Government in Action Yoshitaka Sakurada, 68, a 22-year member of Japan’s parliament, was named by Prime Minister Shinzo Abe in October to two new posts: cybersecurity and Olympics minister for the country. But according to Reuters, at a committee meeting on Nov. 14, when a member of the opposition asked Sakurada a “gotcha” question about his computer literacy, he admitted: “I’ve never used a computer! … I’ve always directed my staff and secretaries to do that kind of thing.” He assured the lawmaker there would be no problems. Mmm-hmm.

Least Competent Criminals A successful heist at an electronics retail store requires careful planning and attention to detail — a fact that appears to have escaped three men in North Raleigh, North Carolina, on Nov. 12. That night, the News and Observer reported, an employee of the store called 911 to report that three men had entered the store with semi-automatic weapons and ordered workers into the stockroom. One of them was carrying a cardboard box, officers learned, which he used to load up mobile phones and smart watches. The men also filled two crates with merchandise, which totaled more than $26,000. When the robbers left through the back door, they took the crates with them, but forgot the cardboard box which, serendipitously, sported a shipping label with an address on it. Police used the address, along with a mug shot from a previous crime that matched an image in the store’s surveillance video, to track down Brian Lamonte Clark, 22, and arrest him for robbery with a dangerous weapon and conspiracy to commit robbery.

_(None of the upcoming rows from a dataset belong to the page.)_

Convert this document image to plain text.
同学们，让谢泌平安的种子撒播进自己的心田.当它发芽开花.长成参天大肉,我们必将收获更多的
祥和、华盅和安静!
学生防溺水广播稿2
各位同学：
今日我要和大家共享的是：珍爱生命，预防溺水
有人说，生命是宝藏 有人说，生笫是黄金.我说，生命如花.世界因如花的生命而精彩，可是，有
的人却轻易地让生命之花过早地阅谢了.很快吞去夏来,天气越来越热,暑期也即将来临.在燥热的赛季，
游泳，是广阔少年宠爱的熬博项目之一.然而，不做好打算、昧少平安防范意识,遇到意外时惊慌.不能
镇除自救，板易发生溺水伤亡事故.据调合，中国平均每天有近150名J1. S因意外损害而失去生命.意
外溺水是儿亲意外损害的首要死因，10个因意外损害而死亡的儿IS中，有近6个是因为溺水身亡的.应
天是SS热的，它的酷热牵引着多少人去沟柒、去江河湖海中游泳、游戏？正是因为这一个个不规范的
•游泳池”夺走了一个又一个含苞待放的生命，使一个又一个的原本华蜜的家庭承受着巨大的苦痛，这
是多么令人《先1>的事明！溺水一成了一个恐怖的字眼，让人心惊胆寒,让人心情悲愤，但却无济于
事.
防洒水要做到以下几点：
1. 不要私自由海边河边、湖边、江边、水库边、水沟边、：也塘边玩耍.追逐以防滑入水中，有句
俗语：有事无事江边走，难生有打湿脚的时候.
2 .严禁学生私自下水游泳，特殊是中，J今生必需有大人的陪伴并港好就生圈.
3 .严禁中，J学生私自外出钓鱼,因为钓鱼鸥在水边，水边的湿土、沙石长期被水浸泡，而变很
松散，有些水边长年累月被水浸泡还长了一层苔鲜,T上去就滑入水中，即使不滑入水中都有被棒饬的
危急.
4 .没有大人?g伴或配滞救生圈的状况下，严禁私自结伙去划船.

• The Lucardo Escape Rooms in Manchester, England, were the site of a misguided break-in on Nov. 29 when two thieves ransacked a fake bank vault as if it were the real thing. The Manchester Evening News reported that more than 50 surveillance cameras captured the duo’s antics as they broke into fake safes and opened drawers that held only puzzles. “They must be Manchester’s stupidest burglars,” said Lucardo director Ian Pownall, 26. The business lost about 100 pounds in cash, but damage amounted to about 1,000 pounds — not to mention lost revenue while the business cleans up. “We’re a small, family-owned business, so even a couple of thousand pounds will have an effect on us, particularly before Christmas,” Pownall said.